One of the biggest questions that anyone wants to know is how long it will take for the process to happen. Unfortunately, there is no definitive answer to this question. Several variables can affect the length of time the claim will take to complete.
These factors include, but are not limited to: the extent of damage, how long it takes to coordinate the adjuster's visit to your property, availability of contractors, how communicative you are, how responsive your claim representative is, and more. In our case, from the initial call to the insurance company to the completion and final payout, roughly one month elapsed. That month included constant communication, nearly immediate availability from contractors and excellent communication with and from our claim representative.
Does Home Insurance Go Up If You File a Claim?
Many people also wonder if filing a claim will harm their insurance rates. The truth is that claims do not automatically cause your rates to increase. We had the same concern when filing our claim. After all, doesn't it seem like the insurance company might decide that they need to raise your rate to recoup the money they spent on you?
However, our rates did not change at all when we filed the claim or received our payment. And, in truth, the overall experience was as positive as it could have possibly been. Thanks to the way our insurer handled the situation, our family has all but declared that we would remain with our current provider for as long as possible.
How Does a Deductible Work on Home Insurance?
The final thing to understand about the home insurance claim process is the way the responsibility of costs is divided between you and the insurer. Put, the homeowner must pay their deductible amount. The insurance company then pays the remainder. So, if your deductible is $500, you must pay for the first $500 worth of damage. Your home insurance company pays anything above that amount. So, if your damage is assessed at $8,000, you will pay $500, and the insurance company will pay $7,500. This saves you a significant amount of money and prevents you from being forced to pay more than you may be able to afford.

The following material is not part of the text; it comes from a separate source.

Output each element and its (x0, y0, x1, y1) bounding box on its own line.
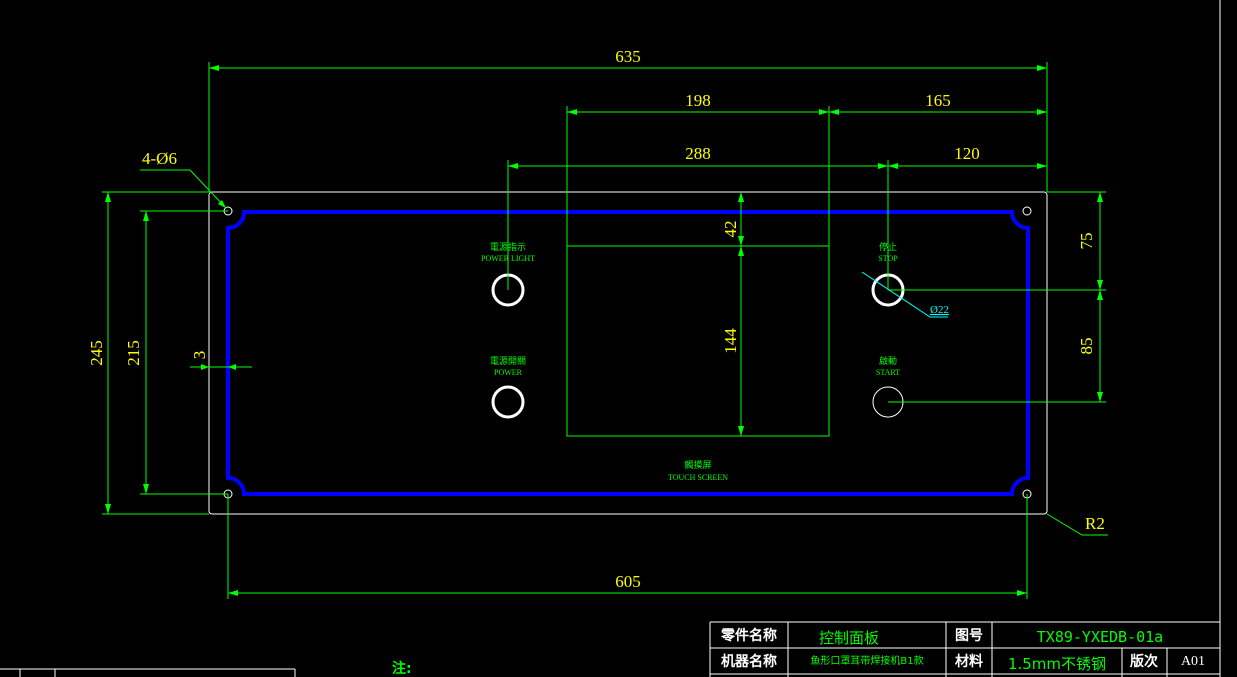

Ultimately, homeowners' insurance claims are well worth the amount of time they take to file. The sooner you act, and the more ownership of the situation you choose, the better the chance that you will have a positive outcome. Each insurer is different, and every policy is unique. You must familiarize yourself with your policy and adhere to the claims process as closely as possible. Though you might think you're saving yourself money by foregoing home insurance, you might be sorely mistaken should damage occur. You can read more about the importance of home insurance in our post, "Can You Go Without Home Insurance?" And, if you have damage that has resulted from poor construction, you can read our post "Does Homeowners Insurance Cover Construction Defects?" to find out if you are protected through your policy.
No one wants to have to file a home insurance claim. However, if you find yourself in that situation, we hope this post has helped you better understand the process.